Утром Покровская расписалась в приказе, передала дела усмехающейся будущей свекрови своего уже бывшего мужа. По старой памяти отвезла в банк платежки, а вот выписки забирать не стала, зато зашла к Аде Семеновне и сказала, что согласна работать под ее началом.
Глава 4
После смерти Буховича в банке ничего не изменилось, словно и не стало теперь меньше на одного заместителя председателя правления. Не было ни тише, ни громче. Никто особо не грустил, хотя и не радовался тоже. Что крутилось в головах сотрудников, одному богу известно. Все сидели в своих кабинетах и трудились на благо владельцев, оставшихся в живых. Лара тоже с самого утра пыталась заниматься привычным делом, но мысли сразу стали путаться: почему-то вспоминался Бухович с его яркими галстуками и резким ароматом дорогих одеколонов. Кому же выгодна его смерть? На его место в банке вроде никто не метил, да и невозможно просто так войти в правление.

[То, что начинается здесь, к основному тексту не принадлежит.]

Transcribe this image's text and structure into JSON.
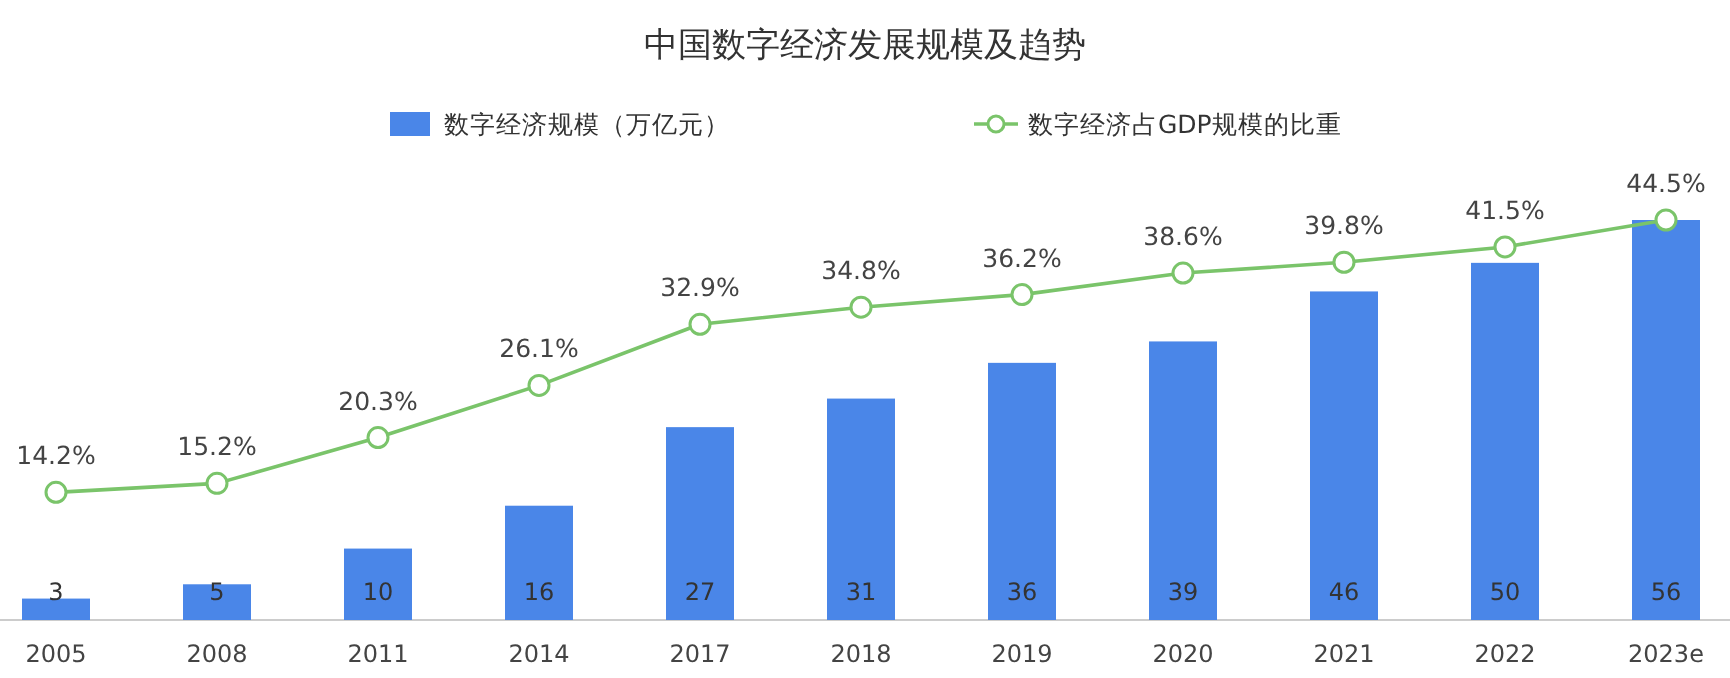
{
  "chart_data": {
    "type": "bar",
    "title": "中国数字经济发展规模及趋势",
    "categories": [
      "2005",
      "2008",
      "2011",
      "2014",
      "2017",
      "2018",
      "2019",
      "2020",
      "2021",
      "2022",
      "2023e"
    ],
    "series": [
      {
        "name": "数字经济规模（万亿元）",
        "color": "#4a86e8",
        "values": [
          3,
          5,
          10,
          16,
          27,
          31,
          36,
          39,
          46,
          50,
          56
        ],
        "value_labels": [
          "3",
          "5",
          "10",
          "16",
          "27",
          "31",
          "36",
          "39",
          "46",
          "50",
          "56"
        ]
      },
      {
        "name": "数字经济占GDP规模的比重",
        "type": "line",
        "axis": "y2",
        "color": "#7ac46a",
        "values": [
          14.2,
          15.2,
          20.3,
          26.1,
          32.9,
          34.8,
          36.2,
          38.6,
          39.8,
          41.5,
          44.5
        ],
        "value_labels": [
          "14.2%",
          "15.2%",
          "20.3%",
          "26.1%",
          "32.9%",
          "34.8%",
          "36.2%",
          "38.6%",
          "39.8%",
          "41.5%",
          "44.5%"
        ]
      }
    ],
    "legend": "top",
    "marker": "circle",
    "tick_labels": "x"
  }
}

В правление входили лишь владельцы. У председателя Ломидзе самый большой пакет акций – двадцать девять процентов, по двадцать три у Крошина, ведающего безопасностью, и Буховича, теперь уже покойного, пять процентов у Оборкиной и двадцать у единственного юридического лица – у компании «Эксполизинг». Правда, компания эта принадлежала все тем же Ломидзе, Буховичу и Крошину. Возглавлять ее они поручили абсолютно безликому человеку Артему Чашкину, а потому тот тоже являлся членом правления и заодно руководил кредитным отделом. Ему было немногим больше тридцати. Артем Степанович не толст, не худ, говорит негромко и смотрит на всех очень внимательно, без особого выражения на лице.